The poem takes us into a world of visual, then aural, then tactile experience - and also a world of memory. It is significant that the harpist is presented not only as singing but also as listening. He is the conduit of divine inspiration, in touch with the "unlost stories" even as he sifts them and works his new variations. He is in touch with the immemorial, with the eternal, though he is himself located in some time and some place. For this reason he illustrates one of the central principles of Helen Pinkerton's art, what she calls (following Plato and the modern philosopher Eric Voegelin) "the 'metaxy' or in-between condition" of human consciousness. In this condition, the eternal is consistently a felt presence or dimension of the human world, but "the timeless [can never] be viewed, by us, separate from time."6 Metaxy is a delicate balancing act between the eternal and the temporal. The whole sequence of "Bright Fictions" is a sustained exploration of this in-between world.

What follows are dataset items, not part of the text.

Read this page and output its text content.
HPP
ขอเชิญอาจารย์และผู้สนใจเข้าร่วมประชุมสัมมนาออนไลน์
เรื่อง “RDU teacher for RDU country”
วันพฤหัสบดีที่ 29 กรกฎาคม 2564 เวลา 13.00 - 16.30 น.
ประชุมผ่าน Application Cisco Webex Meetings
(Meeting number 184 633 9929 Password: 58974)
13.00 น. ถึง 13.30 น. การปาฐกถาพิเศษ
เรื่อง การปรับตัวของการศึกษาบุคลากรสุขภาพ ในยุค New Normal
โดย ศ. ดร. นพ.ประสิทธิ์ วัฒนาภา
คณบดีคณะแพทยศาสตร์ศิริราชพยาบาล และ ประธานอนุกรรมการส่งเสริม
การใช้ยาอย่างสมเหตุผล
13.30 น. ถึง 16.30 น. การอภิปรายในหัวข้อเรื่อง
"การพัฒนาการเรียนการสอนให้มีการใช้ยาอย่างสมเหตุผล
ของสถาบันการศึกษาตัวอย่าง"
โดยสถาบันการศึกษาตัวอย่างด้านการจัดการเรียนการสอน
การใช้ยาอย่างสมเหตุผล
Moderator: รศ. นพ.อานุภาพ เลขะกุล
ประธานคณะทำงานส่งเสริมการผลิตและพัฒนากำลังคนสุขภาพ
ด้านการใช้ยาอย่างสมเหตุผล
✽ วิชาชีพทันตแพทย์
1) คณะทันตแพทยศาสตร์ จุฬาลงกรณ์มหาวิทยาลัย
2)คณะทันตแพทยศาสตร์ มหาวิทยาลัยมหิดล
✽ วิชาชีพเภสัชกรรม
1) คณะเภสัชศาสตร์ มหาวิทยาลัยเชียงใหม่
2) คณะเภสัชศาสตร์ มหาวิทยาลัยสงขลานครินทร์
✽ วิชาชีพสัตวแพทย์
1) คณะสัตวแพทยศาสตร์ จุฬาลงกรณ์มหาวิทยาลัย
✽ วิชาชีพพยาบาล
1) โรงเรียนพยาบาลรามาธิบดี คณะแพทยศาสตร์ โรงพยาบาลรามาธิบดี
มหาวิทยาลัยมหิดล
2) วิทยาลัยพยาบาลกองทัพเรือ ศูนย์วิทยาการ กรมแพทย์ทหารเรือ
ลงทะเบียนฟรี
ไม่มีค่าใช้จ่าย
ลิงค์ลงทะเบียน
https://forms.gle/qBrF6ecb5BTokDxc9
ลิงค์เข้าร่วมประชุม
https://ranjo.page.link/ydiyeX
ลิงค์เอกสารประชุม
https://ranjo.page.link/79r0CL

In the second poem of the sequence, time and place begin to assume a more definite shape. "On an Early Cycladic Harpist (2500 B.C.) in the Archeological Museum in Athens," moves from a description of "A geometric form, seated, erect" to an educated guess about the tale he sings, "A hero's wrath examined, a woman's heart" - clearly the story of the destruction of Troy, the story of Achilles and Helen. At its close, the poem delivers a kind of moral on the significance of the singer's art: "Words that compose the listener's soul reflect / Right order in his own." And then, finally, a direct address to the Harpist: "You were, and are, / Small harpist, art's embodiment of art." Part of the charm of the poem is the way it re-animates the subject with the methods appropriate to poetry, taking us from the "geometric form" to that personification of singers, Homer, or one of his predecessors, his words active in the past and in the present, composing the order of his own soul and of the listener's, the harpist the "embodiment of art" because he is the meeting place of souls.